Светлый фон

В Париже произошла катастрофическая «не-встреча» Пастернака с М. И. Цветаевой, с которой он не виделся с 1922 года, хотя они продолжали обмениваться эмоциональными письмами. Видимо, боясь, что обо всем будет доложено в органы безопасности, до смерти напуганный Пастернак пробормотал что-то банальное и непонятное в ответ на вопрос Цветаевой, не стоит ли ей вернуться в СССР, как ее убеждали муж С. Я. Эфрон и дочь Ариадна. Она была озадачена и разъярена [Саакянц 1997: 648]. Анненков на своей машине возил Пастернака и Замятина по Парижу и в Сен-Дени. Возможно, после разговора с Пастернаком им удалось составить для себя более ясную картину действительного положения дел в Москве, в то время как Цветаевой этого сделать не удалось. По окончании конгресса в Париже открылась выставка русского искусства, проходившая с 26 июня по 10 июля. Эта была уже вторая крупная выставка русских художников, которую Замятин посетил в Париже, и она сильно отличалась от выставки «Мира искусства», прошедшей в 1932 году. Эта более «советская» выставка была организована мужем Цветаевой С. Я. Эфроном от имени «Союза возвращения на родину» (он считался напрямую подчиненным ГПУ), и на ней были представлены работы Ю. П. Анненкова, Н. С. Гончаровой, М. Ф. Ларионова и М. 3. Шагала.

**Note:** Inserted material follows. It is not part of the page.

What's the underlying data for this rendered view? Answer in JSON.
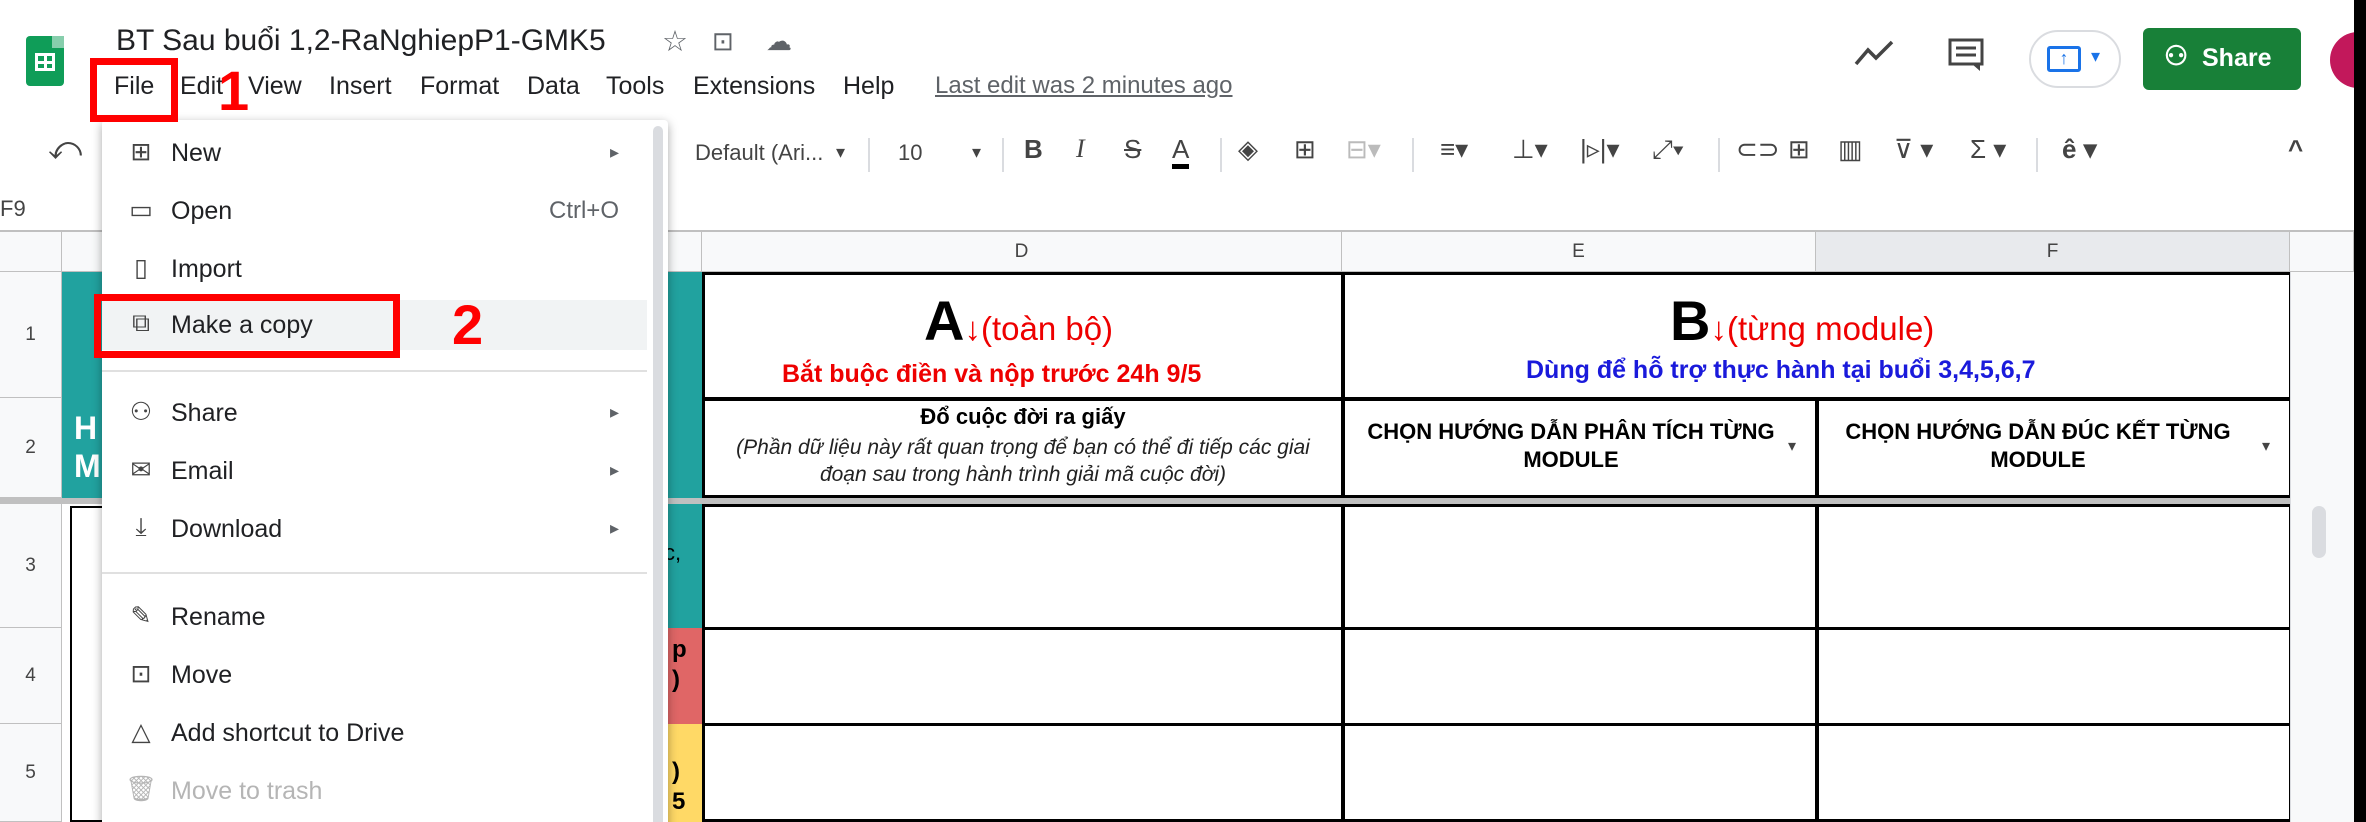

Высказывалось предположение, что Замятина могли даже приравнять к официальным членам советской делегации – или, возможно, он просто автоматически имел право присутствовать на конгрессе в качестве члена Союза советских писателей? В любом случае, его парижские знакомые – Эренбурги и Савичи – активно участвовали в организации этого мероприятия, и он смог встретиться со своими давними друзьями из СССР. Никитин пересказал впечатления А. Н. Толстого от встречи с ним, а Тихонов, впервые в жизни оказавшийся за границей, вспоминал, что Замятин, как и Цветаева, регулярно приходил на сессии конгресса. Он отметил, что тот вел себя уже не как уверенный в себе английский джентльмен, а как человек, переживший много неудач[578]. Интересно предположить, что Замятин, возможно, познакомился на конгрессе с Олдосом Хаксли или еще раз встретил Герберта Уэллса. Вероятно, он также входил в число тех пяти тысяч человек, которые, как Бабель, присутствовали на состоявшемся 30 июня официальном открытии нового бульвара Максима Горького в рабочем районе Вильжюиф на юго-востоке Парижа [Фрезинский 19966:166–168; Фрезинский 1998: 197]. В эти дни у него было много возможностей понаблюдать за своими товарищами-писателями из СССР и обдумать их положение. Общение с ними явно не убедило его в необходимости возвращения в Ленинград, и, возможно, именно этот конгресс склонил его к окончательному решению не возвращаться.